Advanced topics

Adding a new language to g2p

If you want to align an audio book in a language that is not yet supported by the g2p library, you will have to write your own g2p mapping for that language.

References:

The g2p library and its documentation.
The 7-part blog post on creating g2p mappings on the Mother Tongues Blog.

Once you have created a g2p mapping for your language, please consider contributing it to the project so others can also benefit from your work!

Pre-processing your data

Manipulating the text and/or audio data that you are trying to align can sometimes produce longer, more accurate ReadAlongs, that throw less errors when aligning. While some of the most successful techniques we have tried are outlined here, you may also need to customize your pre-processing to suit your specific data.

Audio pre-processing

Adding silences

Adding 1 second segments of silence in between phrases or paragraphs sometimes improves the performance of the aligner. We do this using the Pydub library which can be pip-installed. Keep in mind that Pydub uses milliseconds.

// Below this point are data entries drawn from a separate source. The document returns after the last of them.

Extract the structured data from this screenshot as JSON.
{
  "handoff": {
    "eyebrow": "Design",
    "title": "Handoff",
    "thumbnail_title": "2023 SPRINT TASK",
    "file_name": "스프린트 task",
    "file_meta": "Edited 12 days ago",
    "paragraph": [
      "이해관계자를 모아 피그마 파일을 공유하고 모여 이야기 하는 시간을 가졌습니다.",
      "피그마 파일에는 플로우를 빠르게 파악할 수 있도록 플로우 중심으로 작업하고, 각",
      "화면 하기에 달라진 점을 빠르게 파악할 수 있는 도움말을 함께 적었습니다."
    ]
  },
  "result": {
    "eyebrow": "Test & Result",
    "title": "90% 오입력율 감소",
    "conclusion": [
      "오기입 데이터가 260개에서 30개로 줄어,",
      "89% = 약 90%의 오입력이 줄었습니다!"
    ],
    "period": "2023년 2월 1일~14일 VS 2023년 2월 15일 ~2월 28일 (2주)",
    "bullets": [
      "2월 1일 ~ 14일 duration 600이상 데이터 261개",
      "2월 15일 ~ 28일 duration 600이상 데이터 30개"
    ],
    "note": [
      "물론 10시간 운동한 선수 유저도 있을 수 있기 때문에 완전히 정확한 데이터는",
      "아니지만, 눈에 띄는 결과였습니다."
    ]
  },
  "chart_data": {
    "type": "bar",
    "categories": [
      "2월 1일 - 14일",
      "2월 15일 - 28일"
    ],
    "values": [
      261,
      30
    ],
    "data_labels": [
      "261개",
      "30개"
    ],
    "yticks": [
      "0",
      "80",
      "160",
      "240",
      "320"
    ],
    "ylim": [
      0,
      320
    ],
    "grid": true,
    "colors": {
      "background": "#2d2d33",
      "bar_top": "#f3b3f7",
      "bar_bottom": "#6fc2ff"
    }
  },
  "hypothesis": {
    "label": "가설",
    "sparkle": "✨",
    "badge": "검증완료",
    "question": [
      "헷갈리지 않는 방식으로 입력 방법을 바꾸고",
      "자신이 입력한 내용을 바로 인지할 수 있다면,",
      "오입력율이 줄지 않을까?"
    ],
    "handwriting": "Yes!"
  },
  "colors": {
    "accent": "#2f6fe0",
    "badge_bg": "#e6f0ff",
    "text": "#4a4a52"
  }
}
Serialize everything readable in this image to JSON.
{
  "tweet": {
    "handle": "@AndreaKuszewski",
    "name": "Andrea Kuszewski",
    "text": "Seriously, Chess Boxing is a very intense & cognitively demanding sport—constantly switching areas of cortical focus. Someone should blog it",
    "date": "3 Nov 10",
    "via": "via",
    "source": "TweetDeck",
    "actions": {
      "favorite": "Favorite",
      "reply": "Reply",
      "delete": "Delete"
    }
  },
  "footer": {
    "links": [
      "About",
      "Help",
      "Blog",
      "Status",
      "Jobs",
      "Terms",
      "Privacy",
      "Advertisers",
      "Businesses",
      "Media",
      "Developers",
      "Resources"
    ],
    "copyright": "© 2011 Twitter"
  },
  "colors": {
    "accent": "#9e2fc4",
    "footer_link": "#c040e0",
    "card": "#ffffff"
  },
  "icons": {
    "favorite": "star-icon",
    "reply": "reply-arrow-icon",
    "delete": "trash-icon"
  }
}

If your data is currently 1 audio file, you will need to split it into segments where you want to put the silences.

ten_seconds = 10 * 1000
first_10_seconds = soundtrack[:ten_seconds]
last_5_seconds = soundtrack[-5000:]

Once you have your segments, create an MP3 file containing only 1 second of silence.

from pydub import AudioSegment

wfile = "appended_1000ms.mp3"
silence = AudioSegment.silent(duration=1000)
soundtrack = silence

Then you loop the audio files you want to append (segments and silence).

seg = AudioSegment.from_mp3(mp3file)
soundtrack = soundtrack + silence + seg

Write the soundtrack file as an MP3. This will then be the audio input for your Read-Along.

soundtrack.export(wfile, format="mp3")

Text pre-processing

Numbers

ReadAlong Studio cannot align numbers written as digits (ex. "123"). Instead, you will need to write them out (ex. "one two three" or "one hundred and twenty three") depending on how they are read in your audio file.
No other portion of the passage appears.